Clinton documentary stalled
In what could be the third instance of a major film on either Bill or Hillary Clinton to be canceled, Martin Scorsese’s long-aborning project for HBO is also now imperiled.
A front-page piece in the New York Times posted over the weekend said that “Mr. Scorsese’s partly finished documentary about Mr. Clinton – which once seemed likely to be released as Hillary Rodham Clinton was navigating a presidential run – has stalled over disagreements about control, people briefed on the project said.”
The scrapping of the Clinton documentary is a shock for a number of reasons: Foremost, HBO, along with PBS, is TV’s most prestigious destination for documentary films, while its association with Scorsese has yielded highly memorable ones, including portraits of Bob Dylan and George Harrison.
‘SNL’ marathon to air on VH1
For “Saturday Night Live” fans among us, the TV cup is about to runneth over. Before you get to the surfeit of NBC-related programming (online and on-air) leading up to the Feb. 15 40th anniversary special, you must first navigate this: a VH1 Classic “SNL” marathon beginning Wednesday that will span the program’s full history.
When will it air?
The marathon, starting at 8 p.m. Wednesday, will end Feb. 15, a total of 433 hours.
Will all episodes air?
No, and in fact, roughly half of the total. In a phone interview, Ben Zurier, chief of programming strategy for VH1, says, “ ‘SNL’ in all probably has 850 episodes, so we’ve [made] a lot of editorial [decisions]. It would be fun to air every one, but that would also be something like two months of programming. We had to make choices, and hopefully most of them are good [and] will stir debate.”
Are all seasons represented? Yes – excluding the current one.
‘Sniper’ tops at box office
Clint Eastwood’s “American Sniper” turned out another massive audience at North American theaters over the weekend, providing cover for another bomb elsewhere at the multiplex.
With a power base in the Southeast, Midwest and South – and an attention-generating debate over its political message or lack thereof – “American Sniper” (Warner Bros.) took in an estimated $64.4 million, for a two-week total of about $200.1 million, according to Rentrak, which compiles box office data.

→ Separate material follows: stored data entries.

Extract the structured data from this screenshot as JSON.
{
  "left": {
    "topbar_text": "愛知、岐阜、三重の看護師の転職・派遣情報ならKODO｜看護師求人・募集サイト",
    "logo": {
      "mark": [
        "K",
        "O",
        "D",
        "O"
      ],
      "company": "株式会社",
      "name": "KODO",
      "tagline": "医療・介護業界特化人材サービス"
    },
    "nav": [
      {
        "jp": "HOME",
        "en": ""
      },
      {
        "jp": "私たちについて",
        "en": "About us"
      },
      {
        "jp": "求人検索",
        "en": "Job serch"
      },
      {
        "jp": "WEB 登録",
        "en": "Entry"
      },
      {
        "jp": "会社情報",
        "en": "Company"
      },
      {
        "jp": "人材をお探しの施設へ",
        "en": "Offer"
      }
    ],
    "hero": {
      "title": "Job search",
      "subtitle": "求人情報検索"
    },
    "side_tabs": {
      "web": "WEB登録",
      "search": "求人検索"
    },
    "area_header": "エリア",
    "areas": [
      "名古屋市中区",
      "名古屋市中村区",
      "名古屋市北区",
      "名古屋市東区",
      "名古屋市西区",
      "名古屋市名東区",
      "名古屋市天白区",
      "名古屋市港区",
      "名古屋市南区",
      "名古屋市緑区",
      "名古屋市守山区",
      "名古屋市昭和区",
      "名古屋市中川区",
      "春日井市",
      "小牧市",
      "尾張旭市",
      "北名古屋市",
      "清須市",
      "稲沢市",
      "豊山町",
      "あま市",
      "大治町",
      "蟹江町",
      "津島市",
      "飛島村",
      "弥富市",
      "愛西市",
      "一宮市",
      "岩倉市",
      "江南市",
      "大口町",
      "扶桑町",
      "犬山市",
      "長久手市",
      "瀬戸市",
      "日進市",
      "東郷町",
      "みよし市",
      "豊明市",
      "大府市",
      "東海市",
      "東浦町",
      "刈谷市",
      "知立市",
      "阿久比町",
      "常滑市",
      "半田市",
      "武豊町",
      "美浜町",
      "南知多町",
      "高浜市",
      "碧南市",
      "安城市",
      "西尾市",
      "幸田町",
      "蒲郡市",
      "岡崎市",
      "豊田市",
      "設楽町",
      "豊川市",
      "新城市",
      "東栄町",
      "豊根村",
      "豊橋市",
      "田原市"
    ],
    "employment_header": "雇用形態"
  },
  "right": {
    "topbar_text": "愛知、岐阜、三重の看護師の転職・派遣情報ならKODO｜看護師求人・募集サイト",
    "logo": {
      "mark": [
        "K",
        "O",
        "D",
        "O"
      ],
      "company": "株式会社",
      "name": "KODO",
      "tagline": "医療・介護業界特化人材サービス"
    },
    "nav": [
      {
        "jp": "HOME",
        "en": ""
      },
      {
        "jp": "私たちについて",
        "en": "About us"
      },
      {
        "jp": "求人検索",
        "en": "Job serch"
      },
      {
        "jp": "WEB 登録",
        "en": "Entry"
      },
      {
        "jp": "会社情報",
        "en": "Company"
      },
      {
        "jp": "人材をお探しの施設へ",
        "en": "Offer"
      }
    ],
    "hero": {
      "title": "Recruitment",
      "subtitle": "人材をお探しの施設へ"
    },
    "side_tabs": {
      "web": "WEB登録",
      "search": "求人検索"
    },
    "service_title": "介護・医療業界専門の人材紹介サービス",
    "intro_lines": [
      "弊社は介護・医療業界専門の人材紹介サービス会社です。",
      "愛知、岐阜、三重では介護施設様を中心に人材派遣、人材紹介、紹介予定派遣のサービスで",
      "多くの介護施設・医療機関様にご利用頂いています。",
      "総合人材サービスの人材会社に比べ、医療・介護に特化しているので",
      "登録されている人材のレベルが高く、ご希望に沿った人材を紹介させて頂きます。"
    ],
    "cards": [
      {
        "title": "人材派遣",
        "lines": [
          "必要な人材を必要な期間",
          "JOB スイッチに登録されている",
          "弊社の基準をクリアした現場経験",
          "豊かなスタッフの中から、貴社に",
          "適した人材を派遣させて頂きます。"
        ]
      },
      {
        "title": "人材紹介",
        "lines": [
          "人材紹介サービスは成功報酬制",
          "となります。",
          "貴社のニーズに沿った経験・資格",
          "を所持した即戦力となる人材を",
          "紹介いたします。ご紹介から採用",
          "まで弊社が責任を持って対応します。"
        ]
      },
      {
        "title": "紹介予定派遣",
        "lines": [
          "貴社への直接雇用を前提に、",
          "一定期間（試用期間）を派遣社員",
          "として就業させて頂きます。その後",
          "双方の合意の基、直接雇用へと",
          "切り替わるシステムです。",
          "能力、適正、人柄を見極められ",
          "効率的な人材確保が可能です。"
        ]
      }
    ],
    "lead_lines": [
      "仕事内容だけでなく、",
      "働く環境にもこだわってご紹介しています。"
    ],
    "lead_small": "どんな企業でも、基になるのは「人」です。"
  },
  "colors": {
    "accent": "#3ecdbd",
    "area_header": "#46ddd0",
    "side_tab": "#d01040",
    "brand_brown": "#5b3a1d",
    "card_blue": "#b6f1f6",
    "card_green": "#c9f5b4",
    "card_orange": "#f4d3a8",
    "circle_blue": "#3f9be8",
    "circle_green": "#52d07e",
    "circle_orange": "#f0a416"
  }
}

In sharp contrast, “Mortdecai,” a $60 million action comedy starring Johnny Depp, flopped badly with ticket sales of $4.1 million – the second time in two weeks that an amply budgeted film has been flatly rejected by the marketplace. (Last weekend it was “Blackhat,” which cost $70 million to make and took in $3.9 million over its first three days.) “Mortdecai,” which extends a losing streak for Depp, was co-financed by Lionsgate and OddLot Entertainment. Terrible reviews, a problematic title, viewer fatigue with Depp’s oddball characters and plain disinterest in the goofy art-dealer-caper premise were cited by box-office analysts Sunday as possible explanations.